Considerations While Scraping Data
- You must check the robots.txt file and the website’s terms and conditions before scraping. This file and documentation outline the parts of the site that are accessible for scraping, helping ensure you comply with the legal guidelines.
- There are multiple tools that allow you to scrape data from web pages. However, you should choose the best tool according to your specific needs for ease of use and the data type to scrape.
- Before you start scraping any website, it’s important to review the developer tools to understand the page structure. This will help you understand the HTML structure and identify the classes or IDs associated with the data you want to extract. By focusing on these details, you can create effective scraping scripts.
- A website’s server can receive too many requests in a short period of time, which might cause server overload or access restrictions with rate limiting. To overcome this issue, you can consider request throttling, which is a method of adding delays between requests to avoid server overload.
Conclusion
Python web scraping libraries allow you to extract data from web pages. Although there are multiple website scraping techniques, you must thoroughly read the associated documentation of the libraries to understand their functionalities and legal implications.

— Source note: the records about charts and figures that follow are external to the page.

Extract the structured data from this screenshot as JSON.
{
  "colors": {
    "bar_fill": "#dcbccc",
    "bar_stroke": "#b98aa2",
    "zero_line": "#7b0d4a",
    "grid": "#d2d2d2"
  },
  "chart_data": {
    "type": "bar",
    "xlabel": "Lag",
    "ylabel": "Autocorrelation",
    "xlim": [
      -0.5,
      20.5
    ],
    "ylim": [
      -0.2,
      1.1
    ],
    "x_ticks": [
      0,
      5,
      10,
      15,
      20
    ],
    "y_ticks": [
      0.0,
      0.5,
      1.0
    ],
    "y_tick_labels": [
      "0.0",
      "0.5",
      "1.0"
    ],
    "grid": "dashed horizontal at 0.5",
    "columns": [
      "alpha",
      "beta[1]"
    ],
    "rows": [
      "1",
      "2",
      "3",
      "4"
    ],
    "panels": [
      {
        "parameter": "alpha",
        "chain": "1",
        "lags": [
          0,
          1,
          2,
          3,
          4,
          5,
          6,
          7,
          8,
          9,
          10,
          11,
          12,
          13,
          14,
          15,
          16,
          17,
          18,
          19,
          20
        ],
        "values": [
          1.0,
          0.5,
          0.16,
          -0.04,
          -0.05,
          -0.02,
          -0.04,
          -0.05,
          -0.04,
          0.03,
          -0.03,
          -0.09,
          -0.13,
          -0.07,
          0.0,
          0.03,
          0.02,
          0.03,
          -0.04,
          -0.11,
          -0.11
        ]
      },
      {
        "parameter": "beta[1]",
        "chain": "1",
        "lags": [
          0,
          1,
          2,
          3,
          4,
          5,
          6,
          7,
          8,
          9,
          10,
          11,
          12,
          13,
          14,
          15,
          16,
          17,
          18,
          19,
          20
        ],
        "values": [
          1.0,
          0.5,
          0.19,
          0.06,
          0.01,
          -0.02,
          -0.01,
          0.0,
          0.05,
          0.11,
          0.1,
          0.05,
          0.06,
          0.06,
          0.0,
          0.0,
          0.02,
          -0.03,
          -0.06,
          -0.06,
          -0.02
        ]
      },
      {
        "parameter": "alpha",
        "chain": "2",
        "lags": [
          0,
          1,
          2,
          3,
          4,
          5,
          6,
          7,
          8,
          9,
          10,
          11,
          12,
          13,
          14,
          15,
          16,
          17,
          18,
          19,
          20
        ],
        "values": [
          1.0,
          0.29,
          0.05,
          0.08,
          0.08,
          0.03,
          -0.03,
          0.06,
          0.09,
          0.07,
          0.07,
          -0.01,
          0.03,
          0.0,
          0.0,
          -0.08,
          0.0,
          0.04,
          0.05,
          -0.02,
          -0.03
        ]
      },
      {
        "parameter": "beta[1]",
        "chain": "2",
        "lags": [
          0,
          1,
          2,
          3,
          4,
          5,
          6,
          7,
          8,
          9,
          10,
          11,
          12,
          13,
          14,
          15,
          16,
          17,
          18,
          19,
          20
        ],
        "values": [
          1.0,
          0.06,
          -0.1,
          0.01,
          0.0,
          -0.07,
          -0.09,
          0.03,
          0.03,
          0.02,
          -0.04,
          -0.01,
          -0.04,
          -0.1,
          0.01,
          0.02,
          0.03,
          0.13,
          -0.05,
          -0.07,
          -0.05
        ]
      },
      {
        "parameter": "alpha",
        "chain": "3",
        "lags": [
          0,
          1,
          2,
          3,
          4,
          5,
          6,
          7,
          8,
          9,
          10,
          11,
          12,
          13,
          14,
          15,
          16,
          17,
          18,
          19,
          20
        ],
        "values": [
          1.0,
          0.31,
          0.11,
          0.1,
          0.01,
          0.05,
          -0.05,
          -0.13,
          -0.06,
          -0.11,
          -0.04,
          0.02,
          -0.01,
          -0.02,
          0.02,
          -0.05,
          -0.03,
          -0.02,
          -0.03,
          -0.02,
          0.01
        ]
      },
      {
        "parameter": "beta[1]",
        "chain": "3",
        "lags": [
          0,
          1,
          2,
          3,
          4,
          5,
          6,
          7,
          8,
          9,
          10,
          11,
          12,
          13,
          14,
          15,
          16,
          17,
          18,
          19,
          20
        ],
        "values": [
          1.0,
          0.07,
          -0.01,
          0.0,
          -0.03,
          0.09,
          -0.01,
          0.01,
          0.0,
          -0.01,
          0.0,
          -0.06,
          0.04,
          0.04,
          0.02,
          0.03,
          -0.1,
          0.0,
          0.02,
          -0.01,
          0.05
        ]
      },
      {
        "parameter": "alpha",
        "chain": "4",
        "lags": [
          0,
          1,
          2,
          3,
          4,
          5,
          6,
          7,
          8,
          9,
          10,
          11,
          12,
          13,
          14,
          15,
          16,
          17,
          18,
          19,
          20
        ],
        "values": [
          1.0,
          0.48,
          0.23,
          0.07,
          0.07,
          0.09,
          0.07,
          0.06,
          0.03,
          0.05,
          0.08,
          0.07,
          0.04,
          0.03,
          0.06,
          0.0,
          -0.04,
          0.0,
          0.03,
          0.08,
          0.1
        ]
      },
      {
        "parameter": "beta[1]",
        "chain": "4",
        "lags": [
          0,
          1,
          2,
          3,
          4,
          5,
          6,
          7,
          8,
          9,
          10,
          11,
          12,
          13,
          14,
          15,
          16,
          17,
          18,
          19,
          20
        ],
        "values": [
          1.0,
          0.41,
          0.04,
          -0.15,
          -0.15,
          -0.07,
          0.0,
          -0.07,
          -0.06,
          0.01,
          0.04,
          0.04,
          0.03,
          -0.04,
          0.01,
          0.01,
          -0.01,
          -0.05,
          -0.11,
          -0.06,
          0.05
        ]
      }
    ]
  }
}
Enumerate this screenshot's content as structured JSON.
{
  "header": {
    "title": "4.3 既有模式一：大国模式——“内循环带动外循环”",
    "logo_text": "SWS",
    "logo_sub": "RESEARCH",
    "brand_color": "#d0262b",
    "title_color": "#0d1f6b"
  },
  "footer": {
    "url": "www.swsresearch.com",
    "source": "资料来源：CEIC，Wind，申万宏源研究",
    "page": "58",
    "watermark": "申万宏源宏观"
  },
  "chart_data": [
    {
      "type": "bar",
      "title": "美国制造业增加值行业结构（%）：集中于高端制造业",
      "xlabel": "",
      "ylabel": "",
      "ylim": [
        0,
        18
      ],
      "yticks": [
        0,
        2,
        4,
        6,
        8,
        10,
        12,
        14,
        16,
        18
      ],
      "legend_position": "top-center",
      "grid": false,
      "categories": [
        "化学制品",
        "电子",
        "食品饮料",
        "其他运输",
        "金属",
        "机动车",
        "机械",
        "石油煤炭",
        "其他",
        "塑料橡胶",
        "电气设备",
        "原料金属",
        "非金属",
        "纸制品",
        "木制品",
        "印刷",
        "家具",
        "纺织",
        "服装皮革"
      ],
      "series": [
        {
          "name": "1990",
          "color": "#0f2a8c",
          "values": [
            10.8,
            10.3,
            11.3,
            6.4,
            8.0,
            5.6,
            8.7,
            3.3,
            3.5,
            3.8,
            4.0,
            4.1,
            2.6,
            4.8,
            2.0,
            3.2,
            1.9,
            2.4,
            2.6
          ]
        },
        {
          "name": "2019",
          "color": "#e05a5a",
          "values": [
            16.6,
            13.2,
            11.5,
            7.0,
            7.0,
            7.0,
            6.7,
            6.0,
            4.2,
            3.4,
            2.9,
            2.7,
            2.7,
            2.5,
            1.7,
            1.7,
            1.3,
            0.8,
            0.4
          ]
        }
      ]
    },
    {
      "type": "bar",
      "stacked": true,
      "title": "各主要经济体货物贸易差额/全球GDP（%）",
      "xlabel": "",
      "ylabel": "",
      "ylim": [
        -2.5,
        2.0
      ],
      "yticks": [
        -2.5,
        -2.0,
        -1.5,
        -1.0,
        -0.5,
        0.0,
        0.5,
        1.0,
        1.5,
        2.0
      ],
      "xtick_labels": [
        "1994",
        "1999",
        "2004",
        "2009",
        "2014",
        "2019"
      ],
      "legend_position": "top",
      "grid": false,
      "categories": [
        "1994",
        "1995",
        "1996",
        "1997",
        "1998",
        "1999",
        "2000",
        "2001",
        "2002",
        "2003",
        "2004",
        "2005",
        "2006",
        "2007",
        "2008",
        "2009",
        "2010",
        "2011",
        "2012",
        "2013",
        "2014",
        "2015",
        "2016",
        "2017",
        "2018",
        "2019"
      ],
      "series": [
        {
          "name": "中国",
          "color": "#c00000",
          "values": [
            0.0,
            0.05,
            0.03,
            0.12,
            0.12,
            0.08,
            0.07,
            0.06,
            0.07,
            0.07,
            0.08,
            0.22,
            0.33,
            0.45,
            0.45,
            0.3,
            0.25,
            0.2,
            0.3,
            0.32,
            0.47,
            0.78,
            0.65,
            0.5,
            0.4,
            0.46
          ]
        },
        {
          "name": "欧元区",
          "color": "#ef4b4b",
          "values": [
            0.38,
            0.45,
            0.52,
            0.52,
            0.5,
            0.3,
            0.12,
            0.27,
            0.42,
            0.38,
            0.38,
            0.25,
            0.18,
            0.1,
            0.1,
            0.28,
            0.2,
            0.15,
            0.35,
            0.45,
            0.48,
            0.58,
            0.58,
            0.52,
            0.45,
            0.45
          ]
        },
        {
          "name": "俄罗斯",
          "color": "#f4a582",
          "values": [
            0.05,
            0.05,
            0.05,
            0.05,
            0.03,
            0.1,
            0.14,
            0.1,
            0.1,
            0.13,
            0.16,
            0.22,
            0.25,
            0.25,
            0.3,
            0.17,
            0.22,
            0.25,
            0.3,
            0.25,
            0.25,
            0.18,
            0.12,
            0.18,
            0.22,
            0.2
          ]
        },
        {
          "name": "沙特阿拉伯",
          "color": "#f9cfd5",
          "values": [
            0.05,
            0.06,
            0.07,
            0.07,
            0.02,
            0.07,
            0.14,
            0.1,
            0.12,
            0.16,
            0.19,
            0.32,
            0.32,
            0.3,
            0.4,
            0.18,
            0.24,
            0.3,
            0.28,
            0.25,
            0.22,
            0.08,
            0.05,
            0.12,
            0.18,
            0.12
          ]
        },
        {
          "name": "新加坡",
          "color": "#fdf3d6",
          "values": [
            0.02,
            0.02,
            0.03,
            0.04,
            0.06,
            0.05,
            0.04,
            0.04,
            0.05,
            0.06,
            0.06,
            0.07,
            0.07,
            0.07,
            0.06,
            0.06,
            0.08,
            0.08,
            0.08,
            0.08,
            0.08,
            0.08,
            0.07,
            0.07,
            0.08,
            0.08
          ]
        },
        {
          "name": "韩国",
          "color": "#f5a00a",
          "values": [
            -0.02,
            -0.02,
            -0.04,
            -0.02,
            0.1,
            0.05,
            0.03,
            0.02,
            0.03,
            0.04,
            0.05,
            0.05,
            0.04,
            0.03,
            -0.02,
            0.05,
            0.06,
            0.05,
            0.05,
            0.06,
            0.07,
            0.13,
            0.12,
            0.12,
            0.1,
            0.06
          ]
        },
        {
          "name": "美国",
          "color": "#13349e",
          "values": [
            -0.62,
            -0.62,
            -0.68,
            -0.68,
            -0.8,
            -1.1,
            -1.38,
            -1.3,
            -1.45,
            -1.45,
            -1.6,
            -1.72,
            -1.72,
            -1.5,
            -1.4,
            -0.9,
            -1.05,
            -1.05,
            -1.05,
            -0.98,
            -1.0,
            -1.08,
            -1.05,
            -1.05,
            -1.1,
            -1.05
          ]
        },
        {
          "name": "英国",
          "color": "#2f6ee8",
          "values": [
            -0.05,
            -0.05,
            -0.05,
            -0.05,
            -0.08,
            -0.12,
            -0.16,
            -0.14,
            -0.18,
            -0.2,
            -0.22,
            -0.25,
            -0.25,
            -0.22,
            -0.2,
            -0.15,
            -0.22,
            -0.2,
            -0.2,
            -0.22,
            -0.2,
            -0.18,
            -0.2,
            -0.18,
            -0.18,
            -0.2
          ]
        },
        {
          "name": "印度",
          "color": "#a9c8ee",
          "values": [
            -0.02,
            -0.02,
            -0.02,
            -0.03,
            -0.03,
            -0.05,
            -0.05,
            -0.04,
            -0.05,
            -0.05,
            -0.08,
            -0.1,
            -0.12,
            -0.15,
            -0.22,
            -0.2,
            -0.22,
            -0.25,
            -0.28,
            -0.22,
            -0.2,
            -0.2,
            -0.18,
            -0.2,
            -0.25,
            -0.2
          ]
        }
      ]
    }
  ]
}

Requests and BeautifulSoup are among the widely used libraries that provide a simplified way to scrape data from the Internet. These libraries are easy to use and have broad applicability. On the other hand, sockets are a better option for low-level network interactions and fast execution but require more programming.
The urllib3 library offers flexibility in working with high-level applications requiring fine control over HTTP requests. In hindsight, Selenium supports JavaScript rendering, automated testing, and scraping Single-Page Applications (SPAs).
FAQs
Is it possible to scrape data in Python?
Yes, you can use Python libraries to scrape data.
How to start web scraping with Python?
To start with web scraping with Python, you must learn HTML or have a basic understanding of it to inspect the elements on a webpage. You can then choose any Python web scraping library, such as Requests and BeautifulSoup, for scraping. Refer to the official documentation of these tools for guidelines and examples to help you start extracting data.